Delivering, as he spoke, a cruel blow in the face of his opponent, Voysye felled him to the ground, and pursuing Gillian, who hearing the scuffle had paused to look behind her, threw a rude arm around her waist, crying,—
“Come, now, I’ll have one kiss, if I die for’t.”
But Gillian, lithe as a cat, struggled and fought after her kind, so successfully that the ruffian had not been able to snatch his kiss before a heavy foot reached him with a kick, and a furious voice roared in his ear,—
“Avast there, you”—but the epithets are not writable, and in these days no man, however angry, would use them in a woman’s presence. They were, however, effectual, for with an oath quite as furious and quite as unmentionable, Voysye quitted his hold upon the girl’s waist and, turning, aimed at Cromwell’s face a buffet which, however, only reached his shoulder. Angered, not so much at the assault as the insubordination, the captain seized his sheathed rapier, and dealt with the hilt a blow upon the sailor’s head which prostrated him, bleeding and senseless, at Gillian’s feet.

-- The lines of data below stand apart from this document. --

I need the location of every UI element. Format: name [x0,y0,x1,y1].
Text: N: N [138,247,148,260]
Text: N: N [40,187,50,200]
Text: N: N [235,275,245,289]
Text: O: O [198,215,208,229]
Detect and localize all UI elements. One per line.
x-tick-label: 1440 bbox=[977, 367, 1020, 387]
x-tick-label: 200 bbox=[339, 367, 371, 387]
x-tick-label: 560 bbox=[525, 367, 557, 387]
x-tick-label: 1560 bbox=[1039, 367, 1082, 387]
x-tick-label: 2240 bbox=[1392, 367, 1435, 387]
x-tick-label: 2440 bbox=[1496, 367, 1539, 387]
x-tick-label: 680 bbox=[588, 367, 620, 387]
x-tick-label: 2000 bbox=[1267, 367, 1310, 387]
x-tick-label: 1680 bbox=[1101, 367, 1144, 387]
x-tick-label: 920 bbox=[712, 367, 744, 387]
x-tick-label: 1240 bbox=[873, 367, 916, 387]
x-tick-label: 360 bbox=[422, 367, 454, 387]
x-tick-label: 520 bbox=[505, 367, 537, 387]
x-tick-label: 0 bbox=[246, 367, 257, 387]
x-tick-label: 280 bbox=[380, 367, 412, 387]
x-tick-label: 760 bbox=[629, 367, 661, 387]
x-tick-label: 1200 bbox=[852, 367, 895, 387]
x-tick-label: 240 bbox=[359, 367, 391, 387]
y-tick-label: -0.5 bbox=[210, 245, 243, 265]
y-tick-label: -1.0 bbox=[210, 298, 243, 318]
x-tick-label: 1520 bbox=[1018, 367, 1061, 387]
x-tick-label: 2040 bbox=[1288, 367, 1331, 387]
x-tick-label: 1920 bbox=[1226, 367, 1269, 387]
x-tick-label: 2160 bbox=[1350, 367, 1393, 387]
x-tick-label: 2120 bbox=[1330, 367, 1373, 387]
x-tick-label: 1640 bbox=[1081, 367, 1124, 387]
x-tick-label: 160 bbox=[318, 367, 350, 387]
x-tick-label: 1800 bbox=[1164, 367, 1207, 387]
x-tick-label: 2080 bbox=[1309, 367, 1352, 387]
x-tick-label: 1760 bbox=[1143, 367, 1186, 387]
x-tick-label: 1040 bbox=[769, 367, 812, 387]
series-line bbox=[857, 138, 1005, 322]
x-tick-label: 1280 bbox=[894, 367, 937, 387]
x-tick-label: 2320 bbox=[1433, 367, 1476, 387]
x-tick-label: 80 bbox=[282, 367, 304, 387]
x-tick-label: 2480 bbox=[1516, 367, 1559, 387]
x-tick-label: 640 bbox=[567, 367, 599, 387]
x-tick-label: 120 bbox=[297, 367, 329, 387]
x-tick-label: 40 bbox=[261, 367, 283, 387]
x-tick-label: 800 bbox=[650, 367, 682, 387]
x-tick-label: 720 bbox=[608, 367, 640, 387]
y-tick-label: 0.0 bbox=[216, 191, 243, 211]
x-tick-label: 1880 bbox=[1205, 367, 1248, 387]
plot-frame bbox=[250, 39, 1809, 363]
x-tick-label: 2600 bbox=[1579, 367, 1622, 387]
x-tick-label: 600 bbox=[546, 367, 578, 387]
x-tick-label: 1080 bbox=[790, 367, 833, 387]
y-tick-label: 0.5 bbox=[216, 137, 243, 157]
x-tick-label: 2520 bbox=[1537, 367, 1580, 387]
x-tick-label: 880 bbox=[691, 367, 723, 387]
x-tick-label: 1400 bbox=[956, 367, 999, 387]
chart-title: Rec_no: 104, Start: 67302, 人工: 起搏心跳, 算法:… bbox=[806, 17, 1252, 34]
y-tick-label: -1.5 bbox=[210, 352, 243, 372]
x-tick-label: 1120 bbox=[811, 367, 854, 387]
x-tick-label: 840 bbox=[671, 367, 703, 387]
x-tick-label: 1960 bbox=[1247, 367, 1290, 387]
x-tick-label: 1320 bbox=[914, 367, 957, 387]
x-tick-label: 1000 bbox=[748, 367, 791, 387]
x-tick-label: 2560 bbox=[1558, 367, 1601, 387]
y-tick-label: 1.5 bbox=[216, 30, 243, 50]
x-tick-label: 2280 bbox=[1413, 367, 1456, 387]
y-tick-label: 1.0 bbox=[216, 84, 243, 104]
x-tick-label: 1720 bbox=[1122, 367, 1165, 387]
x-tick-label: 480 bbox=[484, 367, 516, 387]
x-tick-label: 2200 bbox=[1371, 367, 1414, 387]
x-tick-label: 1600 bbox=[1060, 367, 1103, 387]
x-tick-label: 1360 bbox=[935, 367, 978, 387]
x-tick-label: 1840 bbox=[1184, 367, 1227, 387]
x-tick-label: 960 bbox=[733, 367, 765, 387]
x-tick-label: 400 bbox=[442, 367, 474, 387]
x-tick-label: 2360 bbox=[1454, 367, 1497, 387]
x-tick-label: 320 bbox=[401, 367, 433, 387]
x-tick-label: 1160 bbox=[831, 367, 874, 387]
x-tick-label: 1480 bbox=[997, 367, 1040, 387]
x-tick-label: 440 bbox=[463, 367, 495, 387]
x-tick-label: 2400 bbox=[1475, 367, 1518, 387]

“You’ve killed him, and they’ll hang you for murder!” cried she. “Hide him, and get away with your vessels before it’s found out.”
“And would you go with me?” demanded Cromwell, gazing curiously in the girl’s fierce, flushed face.
“Yes—no—yes, if you could get clear, and save your neck and your money,” returned Gillian with cynical frankness.
“Ay, I thought as much, Mistress,” retorted the sailor, “and I’m a fool to care for such a woman; but still I do, and when I go you shall go too, or if I’m hung you shall have the price of a soul. Thirty pieces satisfied Judas, didn’t it?”